Un écho diaphane de la guerre froide
Après avoir été mêlé à plusieurs films de la QP, Richard Jarvis dut se dire qu’à 32 ans, il devrait peut-être s’essayer à voler de ses propres ailes. Il fonde alors la Selkirk Productions et s’attaque à un sujet « urbain », contemporain et de caractère international », FORBIDDEN JOURNEY 1. Il prend comme producteur Nantel David, l’ancien assistant-directeur de la Compagnie cinématographique canadienne, le gendre de Janin que DeSève vient de coiffer au poteau. David est aussi administrateur-gérant de la Selkirk.
Plus qu’une œuvre d’aventures, Jarvis veut réaliser un film où la ville de Montréal soit la véritable vedette. C’est pourquoi il bâtit son histoire autour de ce choix et fait évoluer ses personnages dans tout ce que Montréal a de pittoresque 2. Cette décision l’oblige aussi à tourner d’abord les prises de vues extérieures qui débutent la troisième semaine de septembre.
Quatre semaines plus tard, la production se déplace au studio Renaissance qui ne bourdonne pas alors d’activités.
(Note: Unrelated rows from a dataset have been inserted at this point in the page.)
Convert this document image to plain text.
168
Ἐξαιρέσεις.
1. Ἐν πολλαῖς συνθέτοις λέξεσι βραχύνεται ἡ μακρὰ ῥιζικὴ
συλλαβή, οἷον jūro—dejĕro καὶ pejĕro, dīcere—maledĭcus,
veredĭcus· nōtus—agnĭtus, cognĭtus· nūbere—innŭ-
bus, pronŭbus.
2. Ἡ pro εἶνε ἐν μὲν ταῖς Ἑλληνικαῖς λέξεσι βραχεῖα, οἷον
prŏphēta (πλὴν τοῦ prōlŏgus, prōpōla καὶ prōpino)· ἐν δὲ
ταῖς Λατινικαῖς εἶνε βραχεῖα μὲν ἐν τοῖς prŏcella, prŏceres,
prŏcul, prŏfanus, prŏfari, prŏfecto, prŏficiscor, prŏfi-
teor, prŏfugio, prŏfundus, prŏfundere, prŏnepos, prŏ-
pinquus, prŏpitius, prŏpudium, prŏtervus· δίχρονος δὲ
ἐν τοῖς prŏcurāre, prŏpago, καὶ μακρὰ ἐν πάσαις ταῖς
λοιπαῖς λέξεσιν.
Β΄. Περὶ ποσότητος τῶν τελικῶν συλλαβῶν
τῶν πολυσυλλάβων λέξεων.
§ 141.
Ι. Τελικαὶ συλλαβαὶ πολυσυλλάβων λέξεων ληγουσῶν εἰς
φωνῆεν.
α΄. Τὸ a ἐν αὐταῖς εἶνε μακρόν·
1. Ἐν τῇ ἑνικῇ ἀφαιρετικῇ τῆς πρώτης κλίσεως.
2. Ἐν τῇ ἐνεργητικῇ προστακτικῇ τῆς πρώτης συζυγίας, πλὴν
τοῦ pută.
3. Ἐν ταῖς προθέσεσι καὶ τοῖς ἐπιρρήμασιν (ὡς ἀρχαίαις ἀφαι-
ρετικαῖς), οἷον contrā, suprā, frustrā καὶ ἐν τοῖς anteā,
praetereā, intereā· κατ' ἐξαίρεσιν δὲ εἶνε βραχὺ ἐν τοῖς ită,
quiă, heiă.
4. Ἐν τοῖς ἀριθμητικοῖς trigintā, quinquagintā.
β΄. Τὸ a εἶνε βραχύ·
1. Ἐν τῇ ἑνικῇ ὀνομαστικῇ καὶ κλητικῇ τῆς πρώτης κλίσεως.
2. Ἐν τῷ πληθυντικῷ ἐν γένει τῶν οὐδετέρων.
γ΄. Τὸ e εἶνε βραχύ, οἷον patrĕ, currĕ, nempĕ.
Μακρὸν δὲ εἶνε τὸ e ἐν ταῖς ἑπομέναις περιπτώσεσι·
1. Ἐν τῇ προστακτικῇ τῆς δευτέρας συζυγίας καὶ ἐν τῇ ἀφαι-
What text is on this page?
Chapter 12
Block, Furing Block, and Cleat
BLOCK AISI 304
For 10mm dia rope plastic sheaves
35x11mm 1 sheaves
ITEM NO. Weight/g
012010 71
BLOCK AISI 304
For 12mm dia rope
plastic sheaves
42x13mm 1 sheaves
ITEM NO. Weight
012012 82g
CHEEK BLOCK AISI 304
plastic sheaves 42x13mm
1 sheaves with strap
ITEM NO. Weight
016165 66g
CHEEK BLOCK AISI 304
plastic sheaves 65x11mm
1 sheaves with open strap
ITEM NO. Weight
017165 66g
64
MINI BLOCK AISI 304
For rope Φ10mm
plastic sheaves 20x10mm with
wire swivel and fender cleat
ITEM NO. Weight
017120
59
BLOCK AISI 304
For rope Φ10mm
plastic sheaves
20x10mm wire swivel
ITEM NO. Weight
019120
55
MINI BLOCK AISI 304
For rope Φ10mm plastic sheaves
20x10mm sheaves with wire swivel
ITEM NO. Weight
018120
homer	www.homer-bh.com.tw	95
On est en avance sur l’horaire de travail qui prévoyait 54 jours d’extérieurs pour 6 jours d’intérieurs (à cause toujours du parti-pris de faire de Montréal la vraie vedette du film). Le 29 octobre, Nantel David convoque la presse au studio pour lui faire voir quelques scènes du film. Le journaliste de La Presse (31-10-49) commente ainsi sa visite :
« La métropole canadienne de par ses habitants, son bilinguisme, son port cosmopolite, ses souvenirs historiques, est déjà un “sujet” sans pareil. Greffez sur ce fond de décor une bonne histoire dont l’action et l’aventure sont les pôles et vous aurez un film qui sera typiquement canadien, surtout montréalais, qui ne laissera personne indifférent. L’impression première est excellente; les interprètes ont de l’aisance, de la sensibilité, et notre curiosité est piquée à un point tel que nous souhaitons pour le tout début de 1950 la sortie de cette production qui devrait s’inscrire en excellente place de la chronologie de notre jeune industrie du film ».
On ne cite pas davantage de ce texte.